President Barack Obama speaks at the unveiling of a statue of Rosa Parks at the U.S. Capitol on Wednesday.
President Barack Obama speaks at the unveiling of a statue of Rosa Parks at the U.S. Capitol on Wednesday.

WASHINGTON – She sits tall on a rock, eyes behind her famous circle-frame glasses, staring defiantly across the Capitol’s National Statuary Hall.

Civil rights activist Rosa Parks’ 9-foot bronze statue was unveiled in a ceremony Wednesday that included remarks from President Barack Obama and leaders of Congress, echoing words of her determination and legacy for the future.

“We make excuses for inaction,” Obama said, addressing the members of Congress and guests in the National Statuary Hall. “We say to ourselves, ‘It’s not my responsibility. There’s nothing I can do.’ Rosa Parks tells us there’s always something we can do.”

The president said that if it weren’t for civil rights leaders like Parks, he wouldn’t be in office today.

Her bronze likeness joins the Capitol Hill Art Collection after a law authorizing a commemorative statue of Parks’ legacy passed about a month after her death in 2005. Its unveiling is in conjunction with Parks’ 100th birthday earlier this month.

Joining the president was House Speaker John Boehner, R-Ohio; House Minority Leader Nancy Pelosi, D-Calif.; Senate Majority Leader Harry Reid, D-Nev.; Senate Minority Leader Mitch McConnell, R-Ky., and Rep. Jim Clyburn, D-S.C. Attending as well was Sheila Keys, Parks’ niece, and Elaine Steele, Parks’ longtime friend.

The statue represents a series of firsts: the first full statue of an African-American woman in the Capitol, and the first to be funded and commissioned by Congress since 1873. The timing of its placement also has a sense of historical symmetry.

It’s been 50 years since the pivotal 1963 March on Washington for civil rights and 150 years since the signing of the Emancipation Proclamation.

Statue designers Eugene Daub and Rob Firmin of Daub & Firmin Sculpture Studios in Kensington, Calif., beat out more than 100 artists to design and build the piece.

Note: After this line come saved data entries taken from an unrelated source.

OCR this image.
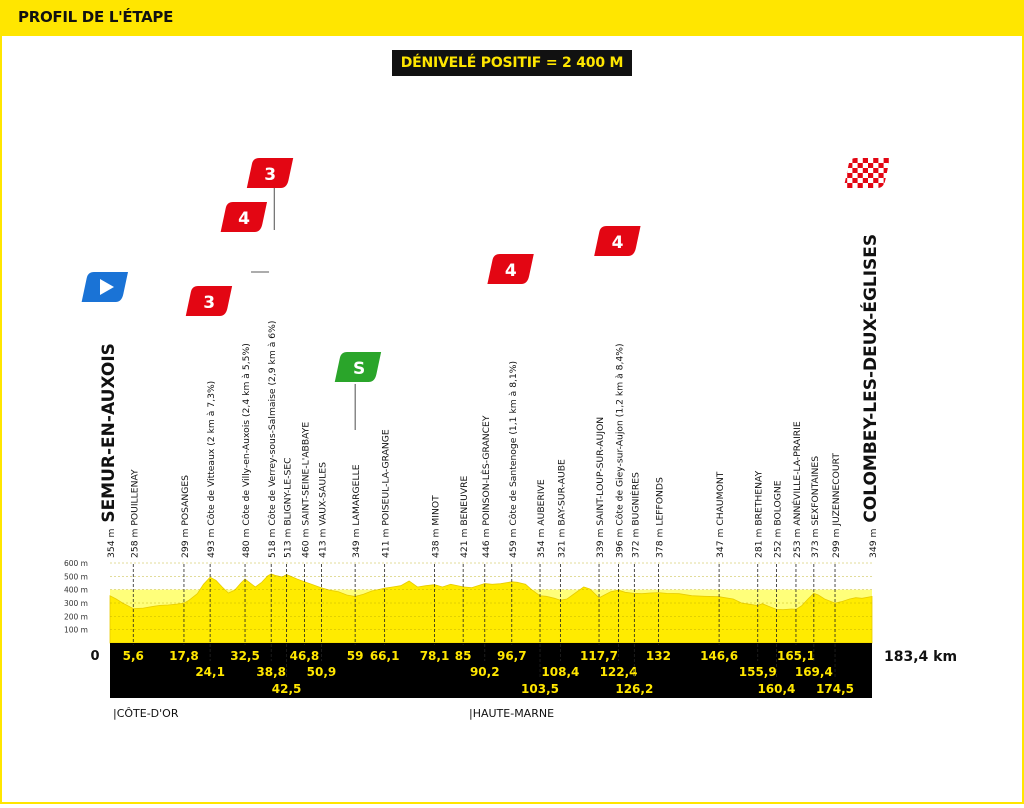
600 m
500 m
400 m
300 m
200 m
100 m
0	183,4 km
5,6 17,8
24,1
32,5
38,8
42,5
46,8
50,9
59 66,1 78,1 85
90,2
96,7
103,5
108,4
117,7
122,4
126,2
132 146,6
155,9
160,4
165,1
169,4
174,5
354 m SEMUR-EN-AUXOIS 258 m POUILLENAY	299 m POSANGES 493 m Côte de Vitteaux (2 km à 7,3%)	480 m Côte de Villy-en-Auxois (2,4 km à 5,5%) 518 m Côte de Verrey-sous-Salmaise (2,9 km à 6%) 513 m BLIGNY-LE-SEC 460 m SAINT-SEINE-L'ABBAYE 413 m VAUX-SAULES 349 m LAMARGELLE 411 m POISEUL-LA-GRANGE	438 m MINOT 421 m BENEUVRE 446 m POINSON-LÈS-GRANCEY 459 m Côte de Santenoge (1,1 km à 8,1%) 354 m AUBERIVE 321 m BAY-SUR-AUBE	339 m SAINT-LOUP-SUR-AUJON 396 m Côte de Giey-sur-Aujon (1,2 km à 8,4%) 372 m BUGNIÈRES 378 m LEFFONDS	347 m CHAUMONT	281 m BRETHENAY 252 m BOLOGNE 253 m ANNÉVILLE-LA-PRAIRIE 373 m SEXFONTAINES 299 m JUZENNECOURT	349 m COLOMBEY-LES-DEUX-ÉGLISES
3
4
3
S
4
4
|CÔTE-D'OR	|HAUTE-MARNE
PROFIL DE L'ÉTAPE
DÉNIVELÉ POSITIF = 2 400 M
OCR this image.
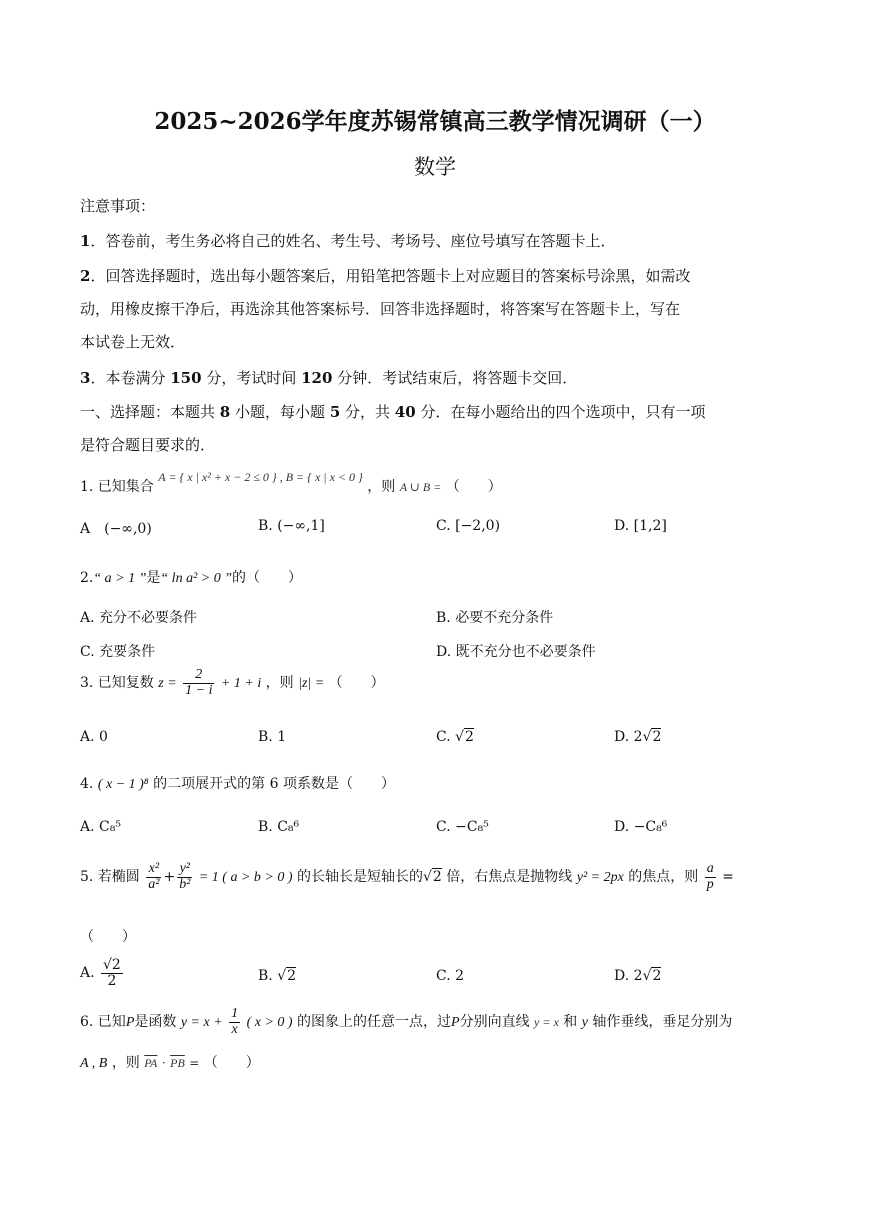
2025~2026学年度苏锡常镇高三教学情况调研（一）
数学
注意事项：
1．答卷前，考生务必将自己的姓名、考生号、考场号、座位号填写在答题卡上．
2．回答选择题时，选出每小题答案后，用铅笔把答题卡上对应题目的答案标号涂黑，如需改
动，用橡皮擦干净后，再选涂其他答案标号．回答非选择题时，将答案写在答题卡上，写在
本试卷上无效．
3．本卷满分 150 分，考试时间 120 分钟．考试结束后，将答题卡交回．
一、选择题：本题共 8 小题，每小题 5 分，共 40 分．在每小题给出的四个选项中，只有一项
是符合题目要求的．
1. 已知集合 A = { x | x² + x − 2 ≤ 0 } , B = { x | x < 0 } ，则 A ∪ B = （　　）
A　(−∞,0)	B. (−∞,1]	C. [−2,0)	D. [1,2]
2.“ a > 1 ”是“ ln a² > 0 ”的（　　）
A. 充分不必要条件	B. 必要不充分条件
C. 充要条件	D. 既不充分也不必要条件
3. 已知复数 $z = \frac{2}{1 - i} + 1 + i$ ，则 |z| = （　　）
A. 0	B. 1	C. √2	D. 2√2
4. ( x − 1 )⁸ 的二项展开式的第 6 项系数是（　　）
A. C₈⁵	B. C₈⁶	C. −C₈⁵	D. −C₈⁶
5. 若椭圆 $\frac{\text{x²}}{\text{a²}} + \frac{\text{y²}}{\text{b²}} = 1$ ( a > b > 0 ) 的长轴长是短轴长的√2 倍，右焦点是抛物线 y² = 2px 的焦点，则 $\frac{a}{p}$ =
（　　）
A. $\frac{√2}{2}$	B. √2	C. 2	D. 2√2
6. 已知P是函数 $y = x + \frac{1}{x}$ ( x > 0 ) 的图象上的任意一点，过P分别向直线 y = x 和 y 轴作垂线，垂足分别为
A , B ，则 $\overline{PA} \cdot \overline{PB}$ = （　　）
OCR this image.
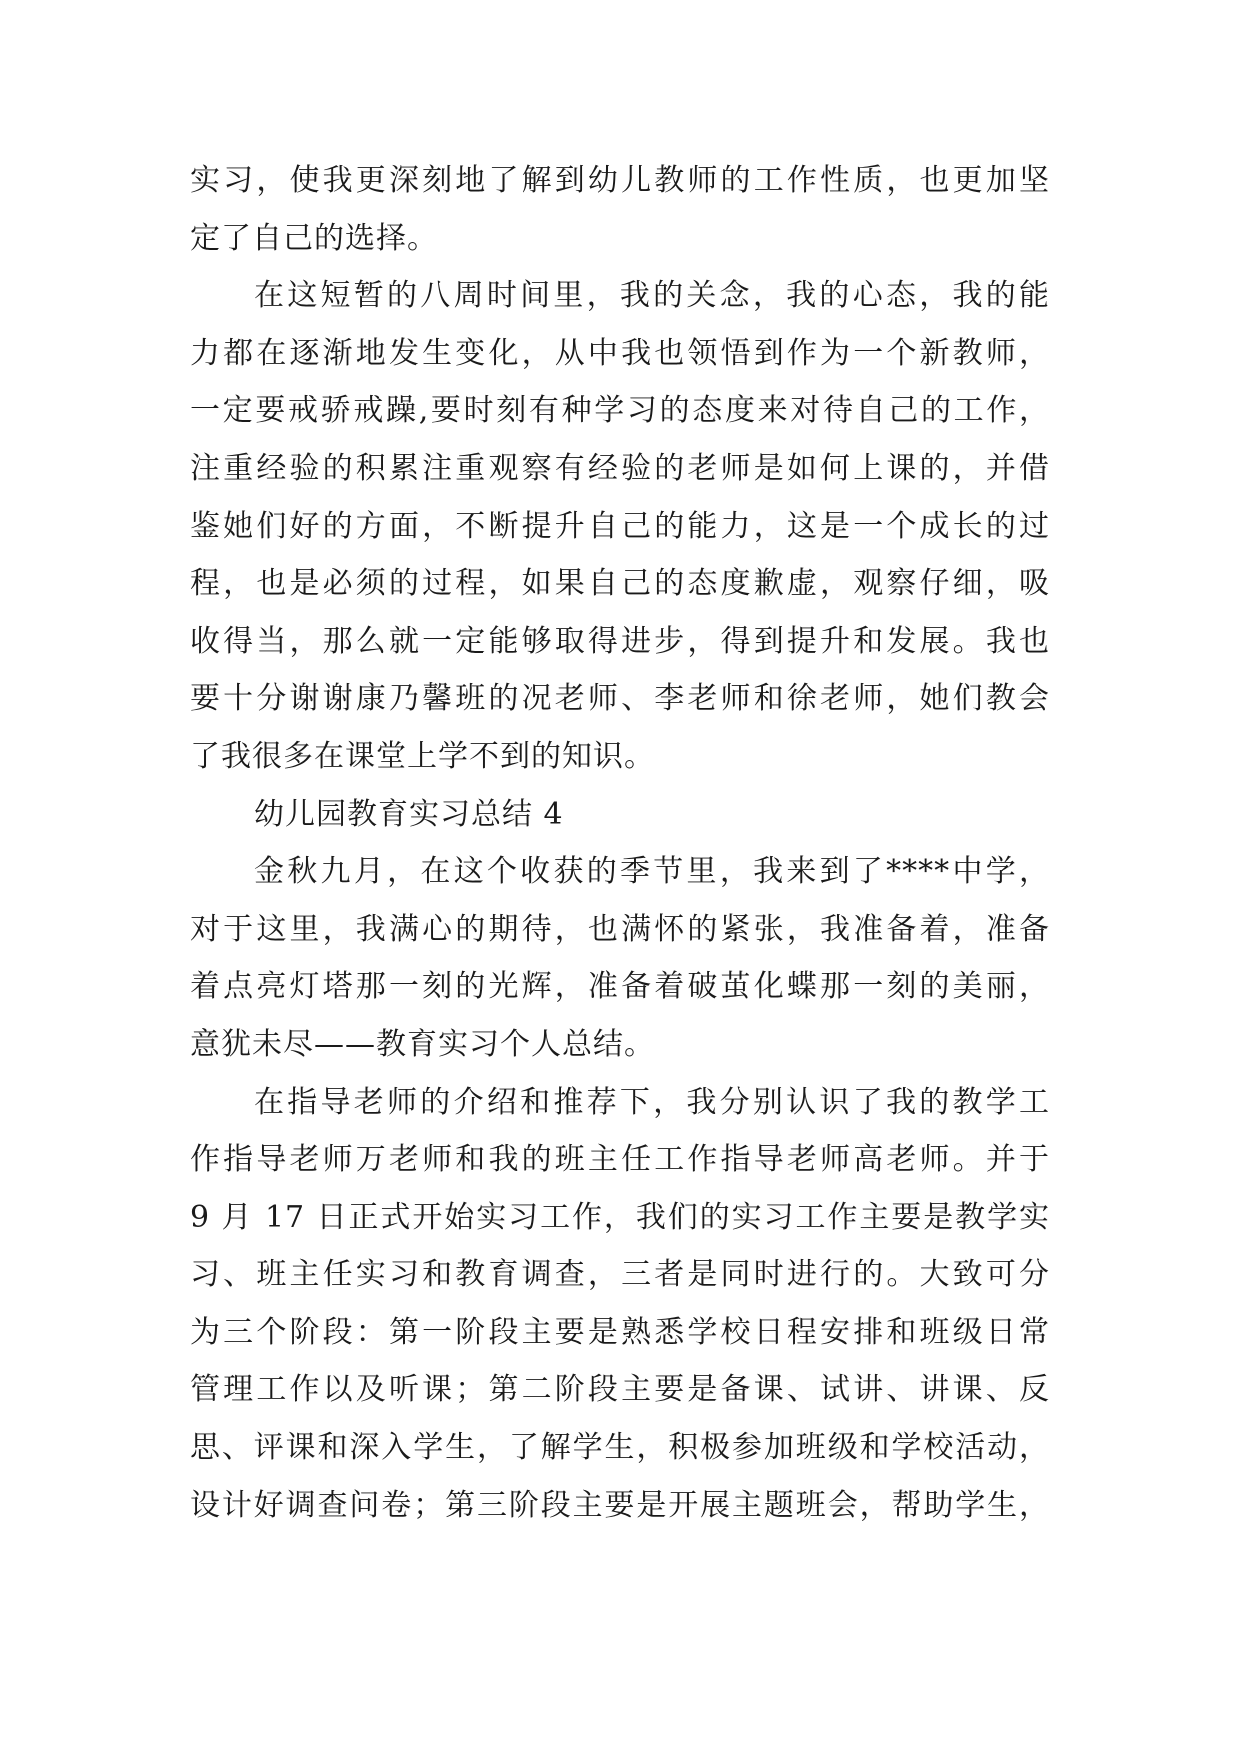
实习，使我更深刻地了解到幼儿教师的工作性质，也更加坚
定了自己的选择。
在这短暂的八周时间里，我的关念，我的心态，我的能
力都在逐渐地发生变化，从中我也领悟到作为一个新教师，
一定要戒骄戒躁,要时刻有种学习的态度来对待自己的工作，
注重经验的积累注重观察有经验的老师是如何上课的，并借
鉴她们好的方面，不断提升自己的能力，这是一个成长的过
程，也是必须的过程，如果自己的态度歉虚，观察仔细，吸
收得当，那么就一定能够取得进步，得到提升和发展。我也
要十分谢谢康乃馨班的况老师、李老师和徐老师，她们教会
了我很多在课堂上学不到的知识。
幼儿园教育实习总结 4
金秋九月，在这个收获的季节里，我来到了****中学，
对于这里，我满心的期待，也满怀的紧张，我准备着，准备
着点亮灯塔那一刻的光辉，准备着破茧化蝶那一刻的美丽，
意犹未尽——教育实习个人总结。
在指导老师的介绍和推荐下，我分别认识了我的教学工
作指导老师万老师和我的班主任工作指导老师高老师。并于
9 月 17 日正式开始实习工作，我们的实习工作主要是教学实
习、班主任实习和教育调查，三者是同时进行的。大致可分
为三个阶段：第一阶段主要是熟悉学校日程安排和班级日常
管理工作以及听课；第二阶段主要是备课、试讲、讲课、反
思、评课和深入学生，了解学生，积极参加班级和学校活动，
设计好调查问卷；第三阶段主要是开展主题班会，帮助学生，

The partners designed the statue to reflect Parks’ determination, which is often softened in retellings of her story. Parks was a quiet woman, but she was also angry, said Firmin, who said he researched her life thoroughly. That’s why the piece shows Parks turning away from racism and sitting on a rock, to represent the rock of the Civil Rights Movement that supported her.